Gazi Mustafa Kemal, bu köşke ilk kez İzmir’e girişinin dördüncü günü, 13 Eylül 1922’de gelir ve ileride zevcesi olacak Latife Hanım’la da o zaman tanışır. Büyük İzmir Yangını nedeniyle de daha önce kaldığı yerden ayrılarak 14 Eylül’de köşke gelerek, burayı 16 gün boyunca Başkomutanlık Karargâhı olarak kullanır ve burada konaklar. Annesi Zübeyde Hanım’ın ölümü üzerine bir kez daha İzmir’e gelerek köşkte kalan Mustafa Kemal Paşa, bu gelişinden iki gün sonra, 29 Ocak 1923’te Latife Hanım’la yine burada evlenir. Bir ay sonra İzmir İktisat Kongresi’ni açmak için şehre geldiğinde yine köşkte kalır. Toplam olarak beş kez geldiği ve 91 gün konakladığı köşkte en son 2 Ocak-22 Şubat 1924 tarihleri arasında kalan Mustafa Kemal Paşa, son gelişinde köşkte 52 gün geçirir ve Türkiye İş Bankası’nın kurulması kararı bu gelişinde alınır. Vatanın işgal altında olduğu çalkantılı dönemde en değerlisini kaybeden Mustafa Kemal Paşa, vatan ve milletin selameti için bulunduğu görevi terk etmemek amacıyla annesinin cenazesine katılamadığı İzmir, annesinin ölümünün ardından Atatürk’ün kalbinde bambaşka bir yer alır. Milli Mücadelenin önemli bir simgesi haline gelen İzmir, Mustafa Kemal Paşa için artık annesine kucağını açmış bir vatan ve verilen birçok önemli kararın da adresi olur.
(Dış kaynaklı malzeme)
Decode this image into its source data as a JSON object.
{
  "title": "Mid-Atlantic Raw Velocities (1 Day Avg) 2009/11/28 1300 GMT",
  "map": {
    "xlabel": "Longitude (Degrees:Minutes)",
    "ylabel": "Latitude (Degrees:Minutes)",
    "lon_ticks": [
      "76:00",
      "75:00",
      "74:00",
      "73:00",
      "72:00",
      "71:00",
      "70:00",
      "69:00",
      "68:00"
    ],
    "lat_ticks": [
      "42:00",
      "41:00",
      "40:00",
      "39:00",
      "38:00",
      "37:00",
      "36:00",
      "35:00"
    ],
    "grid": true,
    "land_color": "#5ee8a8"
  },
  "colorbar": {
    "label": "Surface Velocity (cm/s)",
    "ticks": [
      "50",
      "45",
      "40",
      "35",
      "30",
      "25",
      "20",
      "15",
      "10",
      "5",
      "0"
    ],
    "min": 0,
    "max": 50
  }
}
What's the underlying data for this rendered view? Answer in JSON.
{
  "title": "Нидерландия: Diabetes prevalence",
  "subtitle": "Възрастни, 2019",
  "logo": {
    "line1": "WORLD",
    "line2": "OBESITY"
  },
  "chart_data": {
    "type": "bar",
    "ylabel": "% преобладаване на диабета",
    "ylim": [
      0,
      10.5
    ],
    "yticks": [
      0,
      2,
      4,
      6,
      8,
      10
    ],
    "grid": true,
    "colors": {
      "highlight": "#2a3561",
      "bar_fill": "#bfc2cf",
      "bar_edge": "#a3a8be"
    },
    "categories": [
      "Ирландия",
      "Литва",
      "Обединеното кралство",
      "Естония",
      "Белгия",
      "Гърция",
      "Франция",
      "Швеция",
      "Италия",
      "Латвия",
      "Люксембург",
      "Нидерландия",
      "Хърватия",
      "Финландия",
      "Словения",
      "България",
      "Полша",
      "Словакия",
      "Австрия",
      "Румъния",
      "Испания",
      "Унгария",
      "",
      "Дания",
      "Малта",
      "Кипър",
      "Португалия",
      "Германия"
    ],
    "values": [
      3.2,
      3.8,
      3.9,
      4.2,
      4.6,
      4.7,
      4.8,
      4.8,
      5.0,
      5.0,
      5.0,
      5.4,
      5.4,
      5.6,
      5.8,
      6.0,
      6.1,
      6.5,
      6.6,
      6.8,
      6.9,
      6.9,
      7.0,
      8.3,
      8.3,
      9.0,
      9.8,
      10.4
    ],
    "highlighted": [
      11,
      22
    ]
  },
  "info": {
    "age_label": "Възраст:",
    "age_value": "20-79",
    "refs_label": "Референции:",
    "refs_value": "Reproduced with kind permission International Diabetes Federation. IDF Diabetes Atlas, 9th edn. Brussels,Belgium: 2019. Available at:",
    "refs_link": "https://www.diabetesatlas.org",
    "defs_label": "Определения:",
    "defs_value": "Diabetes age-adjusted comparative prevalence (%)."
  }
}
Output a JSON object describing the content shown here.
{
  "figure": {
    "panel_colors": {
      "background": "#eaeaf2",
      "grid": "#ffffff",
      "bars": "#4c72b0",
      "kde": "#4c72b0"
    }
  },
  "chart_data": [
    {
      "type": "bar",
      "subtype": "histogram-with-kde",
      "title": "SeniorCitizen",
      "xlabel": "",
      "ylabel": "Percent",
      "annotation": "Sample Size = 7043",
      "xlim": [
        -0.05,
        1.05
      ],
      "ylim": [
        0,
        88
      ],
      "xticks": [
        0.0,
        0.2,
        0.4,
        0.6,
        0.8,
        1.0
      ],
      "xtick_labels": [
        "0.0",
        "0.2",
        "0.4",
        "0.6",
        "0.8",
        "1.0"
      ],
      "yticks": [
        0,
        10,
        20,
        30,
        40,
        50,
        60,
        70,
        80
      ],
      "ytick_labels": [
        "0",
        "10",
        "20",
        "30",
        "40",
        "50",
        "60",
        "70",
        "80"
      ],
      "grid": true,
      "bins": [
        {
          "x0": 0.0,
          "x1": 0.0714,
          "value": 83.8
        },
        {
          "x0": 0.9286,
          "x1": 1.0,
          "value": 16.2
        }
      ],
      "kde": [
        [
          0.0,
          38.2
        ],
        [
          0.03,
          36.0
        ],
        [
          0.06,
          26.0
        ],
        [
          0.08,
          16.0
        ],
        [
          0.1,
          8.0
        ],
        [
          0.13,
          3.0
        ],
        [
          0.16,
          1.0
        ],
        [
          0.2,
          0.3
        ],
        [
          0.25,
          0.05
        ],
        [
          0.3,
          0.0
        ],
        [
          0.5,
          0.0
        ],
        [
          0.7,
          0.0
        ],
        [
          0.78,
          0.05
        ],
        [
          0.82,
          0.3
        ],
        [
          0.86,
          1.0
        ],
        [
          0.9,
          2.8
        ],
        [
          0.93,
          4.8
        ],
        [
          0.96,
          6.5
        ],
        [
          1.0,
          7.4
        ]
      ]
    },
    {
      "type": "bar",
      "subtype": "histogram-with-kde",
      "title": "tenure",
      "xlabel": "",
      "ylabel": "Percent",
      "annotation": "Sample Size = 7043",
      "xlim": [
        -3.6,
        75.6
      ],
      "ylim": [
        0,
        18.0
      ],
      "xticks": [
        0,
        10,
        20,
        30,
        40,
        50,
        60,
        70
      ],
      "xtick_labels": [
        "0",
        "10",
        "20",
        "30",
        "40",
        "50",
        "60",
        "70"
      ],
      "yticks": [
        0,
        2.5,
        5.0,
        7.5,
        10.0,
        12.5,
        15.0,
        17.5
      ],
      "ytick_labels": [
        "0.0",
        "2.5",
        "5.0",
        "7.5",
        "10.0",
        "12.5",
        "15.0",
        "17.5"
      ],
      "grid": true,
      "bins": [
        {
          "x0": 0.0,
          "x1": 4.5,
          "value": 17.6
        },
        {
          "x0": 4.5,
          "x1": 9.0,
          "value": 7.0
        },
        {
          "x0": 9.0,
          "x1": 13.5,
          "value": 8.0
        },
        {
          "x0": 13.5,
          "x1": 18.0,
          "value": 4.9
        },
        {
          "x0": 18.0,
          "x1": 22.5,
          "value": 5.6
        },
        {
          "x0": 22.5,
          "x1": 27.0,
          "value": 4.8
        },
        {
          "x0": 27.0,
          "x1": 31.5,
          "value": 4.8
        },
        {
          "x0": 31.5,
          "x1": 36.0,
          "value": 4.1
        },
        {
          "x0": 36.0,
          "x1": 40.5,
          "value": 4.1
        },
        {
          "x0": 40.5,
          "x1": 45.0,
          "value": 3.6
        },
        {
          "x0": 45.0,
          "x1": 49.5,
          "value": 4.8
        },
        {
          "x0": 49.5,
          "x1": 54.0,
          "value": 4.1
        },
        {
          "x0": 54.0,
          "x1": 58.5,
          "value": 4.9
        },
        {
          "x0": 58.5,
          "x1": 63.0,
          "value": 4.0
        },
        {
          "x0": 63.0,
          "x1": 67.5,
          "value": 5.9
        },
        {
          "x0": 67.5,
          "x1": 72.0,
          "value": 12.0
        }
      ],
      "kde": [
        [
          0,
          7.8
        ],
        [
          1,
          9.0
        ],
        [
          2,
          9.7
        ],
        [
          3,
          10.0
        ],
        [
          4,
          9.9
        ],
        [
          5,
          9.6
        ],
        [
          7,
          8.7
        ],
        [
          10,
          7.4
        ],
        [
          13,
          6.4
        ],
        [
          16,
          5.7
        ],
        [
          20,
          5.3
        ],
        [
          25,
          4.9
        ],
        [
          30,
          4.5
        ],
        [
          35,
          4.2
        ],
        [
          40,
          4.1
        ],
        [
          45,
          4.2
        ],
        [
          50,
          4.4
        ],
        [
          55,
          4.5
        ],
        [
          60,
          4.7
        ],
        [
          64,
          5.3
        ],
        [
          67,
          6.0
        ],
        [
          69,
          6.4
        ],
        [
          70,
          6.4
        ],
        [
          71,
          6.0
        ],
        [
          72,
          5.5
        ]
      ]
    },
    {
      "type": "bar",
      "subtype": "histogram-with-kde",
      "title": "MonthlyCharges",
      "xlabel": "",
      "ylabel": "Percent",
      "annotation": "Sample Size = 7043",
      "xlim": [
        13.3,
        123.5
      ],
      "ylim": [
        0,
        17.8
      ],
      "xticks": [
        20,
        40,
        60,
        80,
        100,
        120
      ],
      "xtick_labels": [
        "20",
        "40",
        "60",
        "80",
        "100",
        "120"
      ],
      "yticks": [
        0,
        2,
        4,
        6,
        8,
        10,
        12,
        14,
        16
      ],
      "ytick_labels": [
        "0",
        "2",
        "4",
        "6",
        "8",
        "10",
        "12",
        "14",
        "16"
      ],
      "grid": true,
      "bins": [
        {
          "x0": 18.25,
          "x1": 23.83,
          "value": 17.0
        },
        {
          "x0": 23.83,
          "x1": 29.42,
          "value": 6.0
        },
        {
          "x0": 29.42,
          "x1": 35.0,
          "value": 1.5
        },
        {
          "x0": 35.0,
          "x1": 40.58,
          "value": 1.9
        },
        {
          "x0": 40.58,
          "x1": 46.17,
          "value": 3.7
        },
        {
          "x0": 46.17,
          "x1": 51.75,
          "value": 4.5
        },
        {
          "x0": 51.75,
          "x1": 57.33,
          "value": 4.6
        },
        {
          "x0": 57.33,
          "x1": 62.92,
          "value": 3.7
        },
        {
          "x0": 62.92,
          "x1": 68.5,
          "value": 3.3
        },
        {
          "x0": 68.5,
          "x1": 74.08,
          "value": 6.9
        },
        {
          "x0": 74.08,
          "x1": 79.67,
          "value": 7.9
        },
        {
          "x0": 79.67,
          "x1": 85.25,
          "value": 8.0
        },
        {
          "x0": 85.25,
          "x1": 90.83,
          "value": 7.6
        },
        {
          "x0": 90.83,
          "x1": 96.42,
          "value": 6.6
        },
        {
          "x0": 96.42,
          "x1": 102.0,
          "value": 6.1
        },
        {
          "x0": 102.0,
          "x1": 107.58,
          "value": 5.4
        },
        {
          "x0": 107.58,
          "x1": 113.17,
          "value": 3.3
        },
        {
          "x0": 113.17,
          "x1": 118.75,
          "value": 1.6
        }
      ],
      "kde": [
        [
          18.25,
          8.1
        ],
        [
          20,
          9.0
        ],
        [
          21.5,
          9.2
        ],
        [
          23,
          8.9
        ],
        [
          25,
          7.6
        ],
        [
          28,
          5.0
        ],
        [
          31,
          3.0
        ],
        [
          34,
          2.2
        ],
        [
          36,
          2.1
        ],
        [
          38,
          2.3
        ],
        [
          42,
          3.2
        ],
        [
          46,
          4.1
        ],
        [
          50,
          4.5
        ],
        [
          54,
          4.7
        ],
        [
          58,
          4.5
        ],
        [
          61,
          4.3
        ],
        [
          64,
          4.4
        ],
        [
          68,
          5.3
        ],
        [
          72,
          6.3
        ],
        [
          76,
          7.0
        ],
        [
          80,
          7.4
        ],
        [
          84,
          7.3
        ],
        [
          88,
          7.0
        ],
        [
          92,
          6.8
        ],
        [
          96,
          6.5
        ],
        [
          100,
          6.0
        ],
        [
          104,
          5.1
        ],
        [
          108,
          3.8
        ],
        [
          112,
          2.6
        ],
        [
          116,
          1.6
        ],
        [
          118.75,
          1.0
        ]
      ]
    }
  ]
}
Atatürk’ün annesi Zübeyde Ana’nın son günlerini geçirdiği Latife Hanım Köşkü her yıl yüzlerce kişi tarafından ziyaret ediliyor.

Latife Hanım Köşkü

Tarihimizde önemli kararların alınmasına da ev sahipliği yapan Köşk, 16 yıldır Müze olarak hizmet veriyor. 1860’larda inşa edildiği tahmin edilen ve yaklaşık 3 bin metrekarelik alanda bulunan Köşk, Geç Osmanlı döneminin mimari özelliklerini taşıyor. Restorasyonunda yapısal özellikleri korunup aslına uygun olarak onarılarak niteliklerini yitiren bölümleri de yeniden yapılan Köşk, tarihe tanıklık etmek üzere 2008’de anı ev – müze olarak halkın ziyaretine açıldı. Bodrumu dahil üç katlı Köşk, Ege mimarisinin de örneklerini taşıyor. Birinci kata iki yandan başlayıp kapıda birleşen merdivenlerle ulaşılırken, giriş katında üç oda, ikinci katında ise bir banyo ve üç oda bulunuyor. İkinci kattaki odalardan her biri Mustafa Kemal Atatürk, annesi Zübeyde Hanım ve eşi Latife Hanım adına anı odası olarak oluşturulurken, bu odalarda eski Eskişehir Büyükşehir Belediyesi Başkanı Yılmaz Büyükerşen tarafından yapılmış balmumu heykelleri bulunuyor. Atatürk’ün balmumu heykeli çalışma odasında ve masasının başında ayakta dururken, Zübeyde Hanım ile Latife Hanım’ın heykelleri ise kendilerine ait odalarda koltuklarında oturur durumda sergileniyor. 2016 yılında özel müze olarak tescillenen köşkün odalarında bulunan eşyalar ise bağış ve satın alma yoluyla köşke kazandırılırken, tümü 100-150 yıllık geçmişe sahip.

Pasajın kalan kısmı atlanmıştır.